Felicidades por este bonito día de 23 de Abril de 2009 (de ayer), Día Mundial del Libro y del Derecho de Autor, según CEDRO. Bueno, si yo los respeto, los derechos que tiene que tener un autor. Yo no he dicho lo contrario. Los míos, como autora, los primeros. Reviso si se publica lo que escribo, todo lo que escribo y nada más que lo que escribo.

Muy señalado para mí este día (23/04/2009). Aunque sólo CEDRO se haya dignado a felicitarme. Snifffffffff!.

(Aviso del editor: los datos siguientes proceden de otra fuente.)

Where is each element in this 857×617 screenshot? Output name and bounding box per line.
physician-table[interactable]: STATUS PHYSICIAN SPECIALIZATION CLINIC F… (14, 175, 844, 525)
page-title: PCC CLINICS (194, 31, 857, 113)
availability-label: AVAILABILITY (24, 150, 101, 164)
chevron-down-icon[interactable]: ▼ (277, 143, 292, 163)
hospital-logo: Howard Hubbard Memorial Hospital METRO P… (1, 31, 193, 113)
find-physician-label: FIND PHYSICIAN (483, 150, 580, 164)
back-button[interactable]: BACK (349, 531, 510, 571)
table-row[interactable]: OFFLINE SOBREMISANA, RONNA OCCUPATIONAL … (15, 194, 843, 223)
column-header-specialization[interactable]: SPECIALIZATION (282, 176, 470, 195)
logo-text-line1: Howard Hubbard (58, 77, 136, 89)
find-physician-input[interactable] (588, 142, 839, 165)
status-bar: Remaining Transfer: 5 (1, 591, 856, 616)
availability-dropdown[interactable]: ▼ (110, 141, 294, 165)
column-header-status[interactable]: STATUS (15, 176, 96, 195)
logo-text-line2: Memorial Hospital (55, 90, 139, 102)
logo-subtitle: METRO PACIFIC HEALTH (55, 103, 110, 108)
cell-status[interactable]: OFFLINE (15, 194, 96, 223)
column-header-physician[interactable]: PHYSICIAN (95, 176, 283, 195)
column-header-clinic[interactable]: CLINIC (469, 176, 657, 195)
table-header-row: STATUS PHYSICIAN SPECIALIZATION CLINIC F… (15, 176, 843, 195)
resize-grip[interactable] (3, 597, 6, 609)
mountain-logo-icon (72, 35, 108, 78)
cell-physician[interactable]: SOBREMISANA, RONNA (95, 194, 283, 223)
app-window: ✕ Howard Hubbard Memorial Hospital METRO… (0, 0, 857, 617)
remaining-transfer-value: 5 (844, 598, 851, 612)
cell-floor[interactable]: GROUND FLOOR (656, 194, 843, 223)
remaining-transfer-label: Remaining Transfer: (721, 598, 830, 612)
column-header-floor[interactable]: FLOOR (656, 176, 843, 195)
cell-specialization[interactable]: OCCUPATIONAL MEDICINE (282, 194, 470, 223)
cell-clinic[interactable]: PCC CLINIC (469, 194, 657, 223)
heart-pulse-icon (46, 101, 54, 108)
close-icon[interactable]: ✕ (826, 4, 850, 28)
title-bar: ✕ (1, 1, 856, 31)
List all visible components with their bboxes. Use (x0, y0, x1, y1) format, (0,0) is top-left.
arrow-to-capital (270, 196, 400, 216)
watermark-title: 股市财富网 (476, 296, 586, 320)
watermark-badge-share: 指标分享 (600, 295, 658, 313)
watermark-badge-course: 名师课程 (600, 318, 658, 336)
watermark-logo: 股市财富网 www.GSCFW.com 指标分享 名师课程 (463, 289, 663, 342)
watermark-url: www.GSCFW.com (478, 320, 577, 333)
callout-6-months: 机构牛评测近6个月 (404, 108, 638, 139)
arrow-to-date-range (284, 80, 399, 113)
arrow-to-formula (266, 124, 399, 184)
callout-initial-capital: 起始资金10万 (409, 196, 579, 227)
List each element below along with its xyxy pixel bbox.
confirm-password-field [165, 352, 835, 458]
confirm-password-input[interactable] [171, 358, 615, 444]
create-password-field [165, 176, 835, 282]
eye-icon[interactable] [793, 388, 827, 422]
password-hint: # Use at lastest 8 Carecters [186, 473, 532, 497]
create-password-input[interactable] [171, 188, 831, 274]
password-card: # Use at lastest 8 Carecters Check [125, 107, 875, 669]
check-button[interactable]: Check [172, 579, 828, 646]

P.D. nº 2+1: Acabo de leer lo de Couperin. Me confirma lo que yo ya sabía. Que hasta de cultura musical eres más alto que yo. ¡Chapeau!. Bueno, tal vez en esto pensaba yo que podía tener una tímida “ventaja competitiva”, y resulta que tampoco. Bueno; mejor así. Para mí, mucho mejor así.
Eres más alto en música que una persona que tiene un título oficial, expedido por un Ministerio, que le habilita para ejercer como profesor. Eso dice mi título: PROFESOR. No profesor/A. Ya se sabe, si es chica. Que rollo andar así todo el tiempo. Sólo lo hacen los políticos; los que no saben hablar. De Couperin, si te parece, si te da la gana, hablamos el lunes. Me tengo que ir. De veras.

Pufffffffffff!

Anónimo dijo...

LBO2, ¿eres de verdad?

LBO2 dijo...

Al último Anónimo.....

Soy una persona normal y corriente. De lo más normal, empezando por mi aspecto, de asturiana normalita. Esas razas de Mitteleuropa son de otro ADN.....Una se siente un piojo al lado de las holandesas.

Por dentro, también soy normal. Si te refieres a si ando bien de la azotea, creo que sí. Aunque de verdad, que últimamente estoy por aquí para no grillarme definitivamente. Tengo el curro de los inteligentes pero yo, bastante normal. He puesto codos, eso sí.

Mi padre me dijo un día cuando se fue de casa, que no me conocía.

Y mi esposo, que me pilló un SMS fuera de tiempo el mes pasado (¡ay, los móviles), me dijo que no me conocía. El SMS no era nada raro; un anuncio de un concierto y un comentario, pero....Lleva 11 años conmigo y te aseguro que su inteligencia es EXTRATERRESTRE, fuera de lo normal y dice que no me conoce. ¡Toma ya!.

Pues yo me considero más simple que el asa de un cubo. Pero mi padre y mi marido me dicen que no saben quién soy y creo que son los que mejor me pueden conocer. ¿No?

Antes de palmarla (122 años) me gustaría saber quién coño soy. Así que por favor, si alguien en este blog, jefe incluido, me puede decir quien soy algún día, se lo agradecería mucho. Doy muchos datos de mí misma, por eso, aunque no debería (es de mala educación) y tengo que pedir disculpas a quien no le interesen, que supongo que son la mayoría.

Please!. Díganme quién soy. ¡HELP!. Es una faena morirse sin saberlo.